Von Marion Gräfin Dönhoff

Nun gibt es also eine Shepard-Stone-Stiftung in Berlin: Edzard Reuter, Sohn von Ernst Reuter und Vorstandsvorsitzender der Daimler-Benz AG, war zusammen mit der Deutschen Bank, mit Siemens und Bayer initiativ bei dieser Aktion. Auch BMW, Bertelsmann, Schering und die Axel Springer AG haben zu dem Stiftungsvermögen von 2,5 Millionen Mark beigetragen. Die Stiftung, die es dem in Berlin ganz unentbehrlich gewordenen Aspen-Institut ermöglichen wird, zusätzliche Sonderaufgaben zu übernehmen, soll von einem Dreier-Gremium – je einem Vertreter der Wirtschaft, der Wissenschaft und der Politik – verwaltet werden.

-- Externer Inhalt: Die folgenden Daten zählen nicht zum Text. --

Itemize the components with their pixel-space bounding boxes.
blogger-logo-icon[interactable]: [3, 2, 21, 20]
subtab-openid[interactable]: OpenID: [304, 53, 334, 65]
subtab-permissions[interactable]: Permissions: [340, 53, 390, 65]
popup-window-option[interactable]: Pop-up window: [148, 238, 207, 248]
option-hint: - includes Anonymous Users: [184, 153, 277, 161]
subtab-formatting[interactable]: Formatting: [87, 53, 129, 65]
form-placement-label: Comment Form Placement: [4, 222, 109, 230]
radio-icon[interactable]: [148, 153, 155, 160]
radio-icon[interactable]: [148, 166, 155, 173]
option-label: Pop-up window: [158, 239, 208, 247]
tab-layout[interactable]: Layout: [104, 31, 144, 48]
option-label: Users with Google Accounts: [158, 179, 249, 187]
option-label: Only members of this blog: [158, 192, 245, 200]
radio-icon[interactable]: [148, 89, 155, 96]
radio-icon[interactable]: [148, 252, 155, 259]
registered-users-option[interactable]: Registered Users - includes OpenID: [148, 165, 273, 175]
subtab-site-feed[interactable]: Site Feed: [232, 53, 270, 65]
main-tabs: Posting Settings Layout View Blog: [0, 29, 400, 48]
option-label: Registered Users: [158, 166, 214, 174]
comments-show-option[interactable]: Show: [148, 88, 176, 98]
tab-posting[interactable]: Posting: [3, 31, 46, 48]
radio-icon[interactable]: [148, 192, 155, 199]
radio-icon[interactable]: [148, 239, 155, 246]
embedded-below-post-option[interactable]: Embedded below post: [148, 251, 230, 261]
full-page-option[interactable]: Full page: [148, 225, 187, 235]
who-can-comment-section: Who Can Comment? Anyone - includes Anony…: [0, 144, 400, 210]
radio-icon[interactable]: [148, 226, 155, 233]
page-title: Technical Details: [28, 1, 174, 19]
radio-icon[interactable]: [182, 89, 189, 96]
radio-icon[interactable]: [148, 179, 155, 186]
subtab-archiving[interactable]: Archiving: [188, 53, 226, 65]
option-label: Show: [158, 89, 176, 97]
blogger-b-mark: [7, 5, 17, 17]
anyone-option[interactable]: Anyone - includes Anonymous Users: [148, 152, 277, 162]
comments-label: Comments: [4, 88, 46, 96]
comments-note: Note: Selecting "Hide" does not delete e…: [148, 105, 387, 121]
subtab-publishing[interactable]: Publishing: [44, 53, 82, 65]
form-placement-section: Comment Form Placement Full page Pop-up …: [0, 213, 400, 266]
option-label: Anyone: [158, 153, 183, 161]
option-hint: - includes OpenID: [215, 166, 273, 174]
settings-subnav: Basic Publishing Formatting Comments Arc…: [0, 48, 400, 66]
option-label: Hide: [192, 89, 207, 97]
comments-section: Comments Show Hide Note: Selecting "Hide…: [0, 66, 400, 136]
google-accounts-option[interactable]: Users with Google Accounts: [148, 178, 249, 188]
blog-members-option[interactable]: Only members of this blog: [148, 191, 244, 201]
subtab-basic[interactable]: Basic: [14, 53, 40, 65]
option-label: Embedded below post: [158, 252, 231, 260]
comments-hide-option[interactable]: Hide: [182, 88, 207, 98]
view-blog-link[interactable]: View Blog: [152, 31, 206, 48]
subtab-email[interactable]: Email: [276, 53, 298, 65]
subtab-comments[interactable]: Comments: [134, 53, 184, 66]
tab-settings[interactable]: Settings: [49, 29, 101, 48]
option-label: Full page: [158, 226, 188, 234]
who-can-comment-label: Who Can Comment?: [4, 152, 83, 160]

Der, dessen Namen die Stiftung trägt, war schon 1983 zum Ehrenbürger Berlins ernannt worden, eine Auszeichnung, die ihn in eine würdige Galerie neben Alexander von Humboldt, Zar Nikolaus I., Paul Lincke und Willy Brandt einreiht. Auch ein Lehrstuhl an der Freien Universität (FU), deren Gründung maßgeblich auf ihn zurückzuführen ist, trägt seit kurzem seinen Namen.

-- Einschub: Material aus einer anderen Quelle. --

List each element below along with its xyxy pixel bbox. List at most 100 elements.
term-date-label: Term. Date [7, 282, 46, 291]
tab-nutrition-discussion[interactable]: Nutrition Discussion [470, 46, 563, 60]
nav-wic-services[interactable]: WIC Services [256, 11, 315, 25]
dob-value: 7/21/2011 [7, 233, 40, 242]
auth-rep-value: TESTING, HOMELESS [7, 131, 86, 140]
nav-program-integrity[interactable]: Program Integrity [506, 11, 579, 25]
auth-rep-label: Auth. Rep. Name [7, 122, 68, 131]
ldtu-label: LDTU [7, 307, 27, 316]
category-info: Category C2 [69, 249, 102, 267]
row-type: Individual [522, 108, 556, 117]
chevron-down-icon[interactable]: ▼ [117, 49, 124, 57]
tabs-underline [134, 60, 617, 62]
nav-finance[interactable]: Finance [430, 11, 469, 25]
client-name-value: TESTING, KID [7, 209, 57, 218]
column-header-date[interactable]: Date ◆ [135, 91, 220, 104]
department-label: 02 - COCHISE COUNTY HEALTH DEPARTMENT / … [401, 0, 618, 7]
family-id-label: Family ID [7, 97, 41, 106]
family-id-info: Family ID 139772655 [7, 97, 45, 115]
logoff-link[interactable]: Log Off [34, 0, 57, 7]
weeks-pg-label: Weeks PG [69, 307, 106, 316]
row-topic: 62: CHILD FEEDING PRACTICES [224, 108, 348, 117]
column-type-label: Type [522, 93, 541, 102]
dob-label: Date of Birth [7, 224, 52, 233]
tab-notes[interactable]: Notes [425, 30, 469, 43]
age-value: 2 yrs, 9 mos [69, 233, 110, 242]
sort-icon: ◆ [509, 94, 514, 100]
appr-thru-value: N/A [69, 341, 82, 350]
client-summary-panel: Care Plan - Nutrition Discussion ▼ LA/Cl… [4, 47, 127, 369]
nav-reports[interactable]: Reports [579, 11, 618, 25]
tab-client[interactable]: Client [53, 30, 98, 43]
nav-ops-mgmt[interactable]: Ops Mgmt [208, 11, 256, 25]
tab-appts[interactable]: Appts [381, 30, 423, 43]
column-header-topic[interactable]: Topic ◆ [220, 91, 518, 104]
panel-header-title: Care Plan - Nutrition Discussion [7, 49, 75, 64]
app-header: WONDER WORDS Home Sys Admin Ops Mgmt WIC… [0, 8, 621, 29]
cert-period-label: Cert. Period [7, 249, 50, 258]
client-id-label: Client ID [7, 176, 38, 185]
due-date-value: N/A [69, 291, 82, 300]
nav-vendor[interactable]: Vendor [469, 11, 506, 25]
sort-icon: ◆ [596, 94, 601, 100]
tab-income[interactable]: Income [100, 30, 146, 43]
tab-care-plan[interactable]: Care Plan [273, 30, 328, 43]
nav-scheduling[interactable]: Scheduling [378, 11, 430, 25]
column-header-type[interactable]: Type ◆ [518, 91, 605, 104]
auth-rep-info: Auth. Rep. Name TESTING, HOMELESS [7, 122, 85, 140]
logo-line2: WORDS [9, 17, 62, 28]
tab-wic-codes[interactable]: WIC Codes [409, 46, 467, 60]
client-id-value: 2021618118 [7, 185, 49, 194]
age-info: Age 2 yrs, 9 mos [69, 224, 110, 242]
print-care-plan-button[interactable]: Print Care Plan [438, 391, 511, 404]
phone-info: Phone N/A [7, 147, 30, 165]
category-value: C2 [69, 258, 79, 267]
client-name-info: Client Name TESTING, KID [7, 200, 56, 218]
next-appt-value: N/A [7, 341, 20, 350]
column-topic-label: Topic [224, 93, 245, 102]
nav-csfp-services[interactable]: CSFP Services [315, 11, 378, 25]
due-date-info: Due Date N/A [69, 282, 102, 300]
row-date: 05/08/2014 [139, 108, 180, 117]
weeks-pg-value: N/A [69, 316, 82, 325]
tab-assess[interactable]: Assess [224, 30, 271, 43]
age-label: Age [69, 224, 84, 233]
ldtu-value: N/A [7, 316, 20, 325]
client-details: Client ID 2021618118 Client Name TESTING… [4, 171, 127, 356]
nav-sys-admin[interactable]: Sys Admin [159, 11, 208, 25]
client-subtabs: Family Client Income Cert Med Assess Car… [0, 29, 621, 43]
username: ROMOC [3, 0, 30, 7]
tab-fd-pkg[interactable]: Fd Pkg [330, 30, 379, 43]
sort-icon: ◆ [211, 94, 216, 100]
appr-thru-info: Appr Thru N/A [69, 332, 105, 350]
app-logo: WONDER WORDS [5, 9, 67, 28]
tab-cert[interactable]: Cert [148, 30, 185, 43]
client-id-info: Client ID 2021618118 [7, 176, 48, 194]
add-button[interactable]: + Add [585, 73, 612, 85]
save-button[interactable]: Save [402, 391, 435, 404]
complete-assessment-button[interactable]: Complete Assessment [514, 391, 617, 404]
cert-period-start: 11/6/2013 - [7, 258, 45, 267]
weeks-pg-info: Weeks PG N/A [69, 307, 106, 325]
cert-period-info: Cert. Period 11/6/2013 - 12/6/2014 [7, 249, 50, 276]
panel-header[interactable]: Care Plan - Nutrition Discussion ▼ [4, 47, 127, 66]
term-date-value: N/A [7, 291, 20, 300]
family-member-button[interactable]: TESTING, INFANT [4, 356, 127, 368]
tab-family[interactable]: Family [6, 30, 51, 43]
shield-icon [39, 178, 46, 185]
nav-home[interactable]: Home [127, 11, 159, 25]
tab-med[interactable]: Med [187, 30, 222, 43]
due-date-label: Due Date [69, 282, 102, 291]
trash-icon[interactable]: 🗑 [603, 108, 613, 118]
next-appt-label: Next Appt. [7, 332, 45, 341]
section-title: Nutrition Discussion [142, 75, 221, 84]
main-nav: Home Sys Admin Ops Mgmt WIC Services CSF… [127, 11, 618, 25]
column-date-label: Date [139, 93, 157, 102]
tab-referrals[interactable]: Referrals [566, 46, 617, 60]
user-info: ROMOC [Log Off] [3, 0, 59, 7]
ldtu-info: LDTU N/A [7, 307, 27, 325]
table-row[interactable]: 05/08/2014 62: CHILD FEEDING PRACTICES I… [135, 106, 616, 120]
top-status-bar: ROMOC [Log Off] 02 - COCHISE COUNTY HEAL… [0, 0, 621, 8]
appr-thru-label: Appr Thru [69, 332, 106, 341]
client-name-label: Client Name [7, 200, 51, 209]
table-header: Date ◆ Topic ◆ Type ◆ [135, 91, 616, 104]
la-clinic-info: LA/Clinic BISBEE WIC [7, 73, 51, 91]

Shepard Stone, dessen 80. Geburtstag in der vorigen Woche in Berlin gefeiert wurde, ist ein Amerikaner, der sein Leben meist außerhalb Amerikas in der weiten Welt zugebracht hat, was sich für jemanden, der in Vermont, einem ländlichen Winkel Amerikas, geboren und aufgewachsen ist, keineswegs von selbst versteht. Auf geheimnisvolle und gänzlich ungeplante Weise ist er immer gerade dann nach Deutschland gekommen, wenn dort der Lauf der Geschichte sich beschleunigte.

Als Zwanzigjähriger beschloß er, nach Berlin zu gehen, was damals, anders als heute, bedeutete, daß man drei Jahre, ohne nach Haus zurückkehren zu können, in der Fremde bleiben mußte. Es war das Jahr 1929: Der letzte Glanz der zwanziger Jahre war schon überschattet von den heraufziehenden Unwettern. Shepard Stone trat in den Club der ausländischen Studenten ein, wo er Edward Teller, John von Neumann, Leo Szilard, Raymond Aron kennenlernte. Sie alle waren magnetisch angezogen worden von Albert Einstein, Max Planck und dem damaligen Weltruhm der Universität Berlin.

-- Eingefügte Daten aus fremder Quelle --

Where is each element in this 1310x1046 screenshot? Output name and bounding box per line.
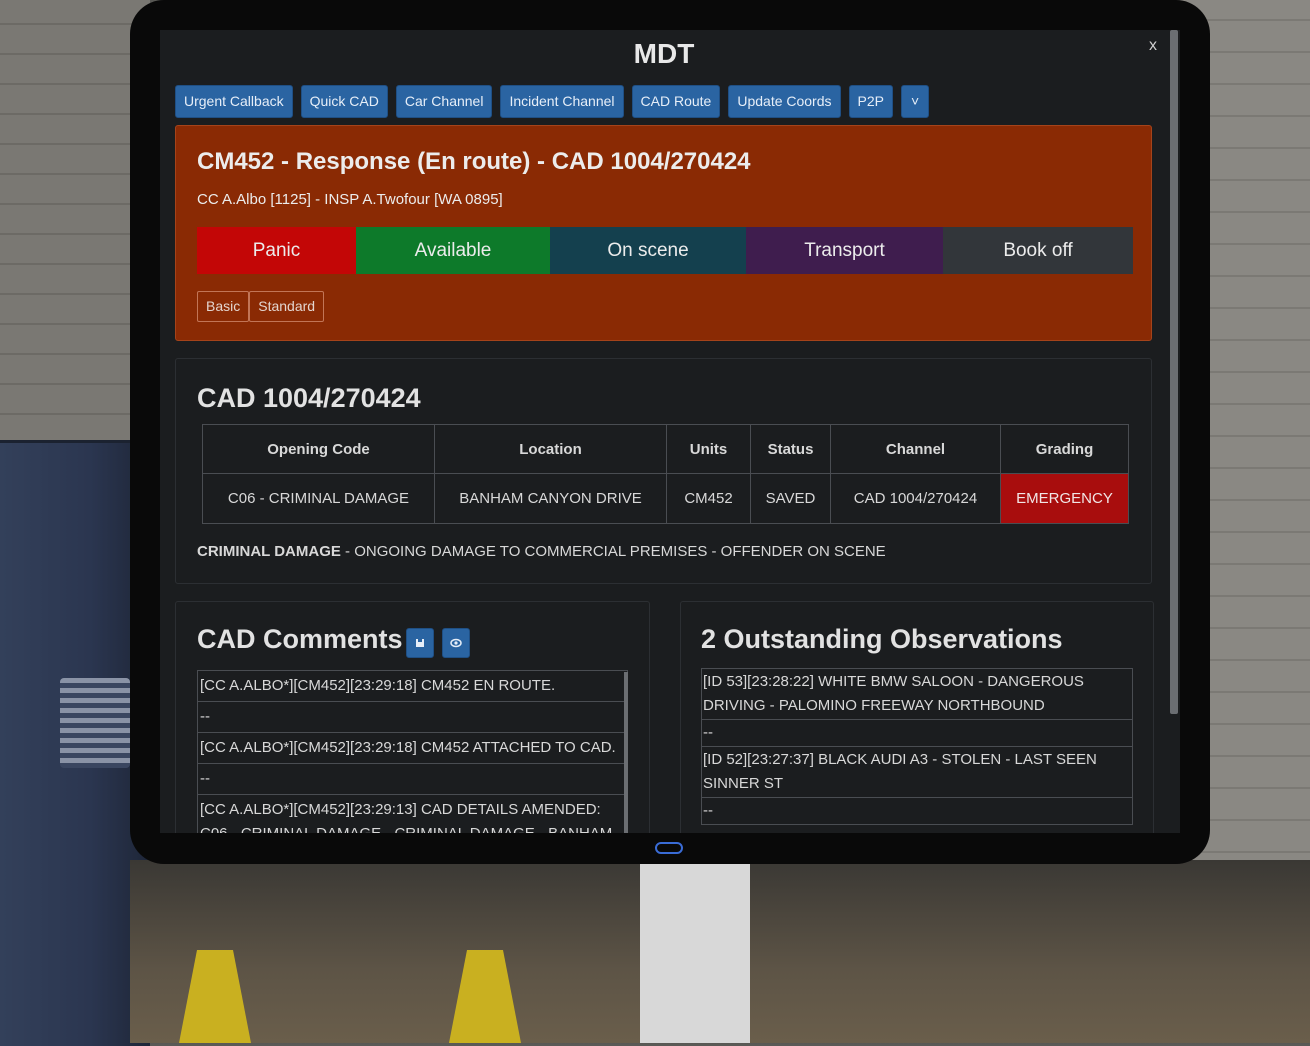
list-item: -- (197, 702, 628, 733)
tablet-home-button[interactable] (655, 842, 683, 854)
mdt-title: MDT (633, 38, 695, 69)
urgent-callback-button[interactable]: Urgent Callback (175, 85, 293, 118)
column-header: Location (434, 424, 667, 474)
cad-comments-card: CAD Comments [CC A.ALBO*][CM452][23:29:1… (175, 601, 650, 833)
cad-table: Opening Code Location Units Status Chann… (202, 424, 1129, 524)
observations-title: 2 Outstanding Observations (701, 624, 1063, 654)
location-cell: BANHAM CANYON DRIVE (434, 473, 667, 524)
list-item: [CC A.ALBO*][CM452][23:29:18] CM452 ATTA… (197, 733, 628, 764)
transport-button[interactable]: Transport (746, 227, 943, 274)
incident-channel-button[interactable]: Incident Channel (500, 85, 624, 118)
comments-scrollbar[interactable] (624, 672, 628, 833)
cad-details-card: CAD 1004/270424 Opening Code Location Un… (175, 358, 1152, 584)
table-header-row: Opening Code Location Units Status Chann… (202, 424, 1129, 474)
toolbar: Urgent Callback Quick CAD Car Channel In… (175, 85, 930, 118)
table-row: C06 - CRIMINAL DAMAGE BANHAM CANYON DRIV… (202, 473, 1129, 524)
cad-title: CAD 1004/270424 (197, 383, 421, 413)
unit-status-title: CM452 - Response (En route) - CAD 1004/2… (197, 148, 751, 175)
eye-icon (450, 638, 462, 648)
cad-description: CRIMINAL DAMAGE - ONGOING DAMAGE TO COMM… (197, 543, 886, 560)
view-comments-button[interactable] (442, 628, 470, 658)
unit-crew: CC A.Albo [1125] - INSP A.Twofour [WA 08… (197, 191, 503, 208)
units-cell: CM452 (666, 473, 751, 524)
update-coords-button[interactable]: Update Coords (728, 85, 841, 118)
chevron-down-icon: ˅ (910, 93, 920, 109)
basic-mode-button[interactable]: Basic (197, 291, 250, 322)
observations-list: [ID 53][23:28:22] WHITE BMW SALOON - DAN… (701, 668, 1133, 825)
cad-comments-title: CAD Comments (197, 624, 403, 654)
list-item: -- (701, 720, 1133, 747)
standard-mode-button[interactable]: Standard (249, 291, 325, 322)
comments-list: [CC A.ALBO*][CM452][23:29:18] CM452 EN R… (197, 670, 628, 833)
on-scene-button[interactable]: On scene (550, 227, 746, 274)
unit-status-card: CM452 - Response (En route) - CAD 1004/2… (175, 125, 1152, 341)
list-item: -- (197, 764, 628, 795)
available-button[interactable]: Available (356, 227, 550, 274)
observations-card: 2 Outstanding Observations [ID 53][23:28… (680, 601, 1154, 833)
list-item: [ID 52][23:27:37] BLACK AUDI A3 - STOLEN… (701, 747, 1133, 798)
save-icon (416, 639, 424, 647)
mdt-scrollbar[interactable] (1168, 30, 1180, 833)
grading-cell: EMERGENCY (1000, 473, 1129, 524)
mdt-scroll-thumb[interactable] (1170, 30, 1178, 714)
column-header: Channel (830, 424, 1001, 474)
cad-description-type: CRIMINAL DAMAGE (197, 543, 341, 560)
close-button[interactable]: x (1149, 37, 1157, 55)
opening-code-cell: C06 - CRIMINAL DAMAGE (202, 473, 435, 524)
locker-vent (60, 678, 130, 768)
car-channel-button[interactable]: Car Channel (395, 85, 493, 118)
quick-cad-button[interactable]: Quick CAD (300, 85, 388, 118)
status-button-group: Panic Available On scene Transport Book … (197, 227, 1133, 274)
panic-button[interactable]: Panic (197, 227, 356, 274)
list-item: [ID 53][23:28:22] WHITE BMW SALOON - DAN… (701, 668, 1133, 720)
column-header: Opening Code (202, 424, 435, 474)
p2p-button[interactable]: P2P (848, 85, 893, 118)
mode-button-group: Basic Standard (197, 291, 325, 322)
list-item: [CC A.ALBO*][CM452][23:29:13] CAD DETAIL… (197, 795, 628, 833)
column-header: Units (666, 424, 751, 474)
more-dropdown-button[interactable]: ˅ (900, 85, 930, 118)
background-locker (0, 440, 150, 1046)
save-comment-button[interactable] (406, 628, 434, 658)
channel-cell: CAD 1004/270424 (830, 473, 1001, 524)
mdt-screen: MDT x Urgent Callback Quick CAD Car Chan… (160, 30, 1180, 833)
column-header: Grading (1000, 424, 1129, 474)
list-item: [CC A.ALBO*][CM452][23:29:18] CM452 EN R… (197, 670, 628, 702)
column-header: Status (750, 424, 831, 474)
cad-route-button[interactable]: CAD Route (631, 85, 721, 118)
list-item: -- (701, 798, 1133, 825)
status-cell: SAVED (750, 473, 831, 524)
background-machine (640, 860, 750, 1043)
book-off-button[interactable]: Book off (943, 227, 1133, 274)
cad-description-text: - ONGOING DAMAGE TO COMMERCIAL PREMISES … (340, 543, 886, 560)
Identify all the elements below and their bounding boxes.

Der junge Amerikaner war einer der ganz wenigen Menschen – ich kenne keinen zweiten –, die damals, also vor 1933, die erste Ausgabe von "Mein Kampf" erworben und auch wirklich gelesen hatten. Er promovierte bei Hermann Onken, heiratete Charlotte Hasenclever, in deren elterlichem Haus er viele Künstler und Intellektuelle jener Zeit kennengelernt hatte und ging 1933 zusammen mit ihr zurück nach Amerika, wo er als Journalist bei der New York Times arbeitete. Während dieser Zeit hat er für die Times verschiedene Länder Osteuropas besucht und wurde schließlich stellvertretender Chefredakteur der Sonntagsausgabe dieser Zeitung.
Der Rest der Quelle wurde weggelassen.